Weekly Crude Oil Inventories Report
Crude Rally Pauses As Stockpiles Build Once Again & Geopolitical Tensions Rise
Crude Build Up Returns
Following a strong rally over the last three weeks, crude prices stalled this week as the latest industry data reported an unexpected build in inventories. The Energy Information Administration report, covering the week ending January 18th, showed that US crude inventories rose by 8 million barrels to close the week at 445 million barrels.
Domestic crude stocks are now around 9% above the five-year average for this time of the year according to the report. The build comes as a strong shock to the market which had been expecting a 42k barrel drawdown.
Gasoline Stocks Hit Record Highs
Additionally, the report showed that US gasoline stocks also rose for the eighth consecutive week, by a further 4.1 million barrels. This latest increase was well above the forecast 2.7 million barrel increase and takes total gasoline stocks to a record 259.6 million barrels.
Distillate Stockpiles Fall
The report also showed that distillate stockpiles, including diesel and heating oil, were down by 617k barrels, signaling a drawdown far exceeding the forecast 229k barrel decrease.
Net crude imports to the US were up 1.6 million barrels per day while refinery crude runs were down 174k barrels a day at 17 million barrel. Refinery utilization rates fell 1.7% over the week though, at 92.9%, they remain firm.
Output levels at refineries fell back over the week following a long run of high capacity operation, needed to satisfy the seasonal demand for diesel and heating oil as well as meeting foreign demand for exports. However, this has led to a large build up in gasoline stocks which could see refiners backing off further in coming weeks as the US heating oil season starts to wind down.
OPEC Concerned as Trump Attacks Venezuela
Crude bulls have also been frustrated this week by the negative news around Trump attacking the Venezuelan president. Trump publicly stated that he recognizes the opposition party in Venezuela as the legitimate government and has threatened the sitting government with sanctions on oil exports along with potential military action.
Venezuela has seen a catastrophic economic collapse over recent years following a severe deterioration in the country’s oil industry along with the negative impact of US sanctions, which have taken their toll. The issue is now starting to worry OPEC given Venezuela’s status as a founding member.
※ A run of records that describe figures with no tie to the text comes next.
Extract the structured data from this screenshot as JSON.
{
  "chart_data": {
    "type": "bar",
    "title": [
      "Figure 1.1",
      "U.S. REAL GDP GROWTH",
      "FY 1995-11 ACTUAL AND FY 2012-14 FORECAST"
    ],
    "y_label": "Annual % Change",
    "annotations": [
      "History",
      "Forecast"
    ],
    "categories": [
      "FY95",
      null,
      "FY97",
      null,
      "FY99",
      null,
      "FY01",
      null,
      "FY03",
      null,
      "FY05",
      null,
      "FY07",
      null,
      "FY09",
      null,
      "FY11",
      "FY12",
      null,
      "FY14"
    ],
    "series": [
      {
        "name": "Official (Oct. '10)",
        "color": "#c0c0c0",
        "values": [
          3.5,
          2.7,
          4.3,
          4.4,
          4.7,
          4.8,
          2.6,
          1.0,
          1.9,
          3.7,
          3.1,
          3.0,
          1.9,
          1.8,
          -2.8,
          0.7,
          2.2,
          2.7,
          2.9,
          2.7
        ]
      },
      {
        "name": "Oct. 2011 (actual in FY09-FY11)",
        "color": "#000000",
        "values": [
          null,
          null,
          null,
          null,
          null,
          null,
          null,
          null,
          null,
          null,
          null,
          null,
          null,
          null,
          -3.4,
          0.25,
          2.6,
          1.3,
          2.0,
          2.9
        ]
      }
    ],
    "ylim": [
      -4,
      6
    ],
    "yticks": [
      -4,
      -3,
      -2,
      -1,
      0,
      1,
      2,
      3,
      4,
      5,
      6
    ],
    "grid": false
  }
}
Trump Threatens Sanctions on Venezuelan Oil
It is unclear yet what sort of shape US sanctions could take. On the one hand, the US could simply restrict imports from Venezuela, which would see the output most likely re-routed to China and India. On the other, broader sanctions prohibiting Venezuela from dealing with other key economic players, as is the current situation with Iran, could have a much larger impact on the market.
Given that the crude produced in Venezuela is of the heavier variety, which is already under output restrictions following the production cuts announced by OPEC late last year, this would further widen the excess of the lighter variety of crude that is heavily produced by the US.
The rally in crude is now stalling just ahead of technical resistance overhead where we have confluence between the 55.43 level (key resistance over 2016 / 2017) and the completion of a symmetry swing, mapping the last push into the high before oil sold off last year.
While price is stalled around this level, the potential of a resumption of the bearish move is likely. Above here, however, focus will turn to a retest of the broken bullish trend line from 2015 lows along with further structural resistance at the 62.52 level.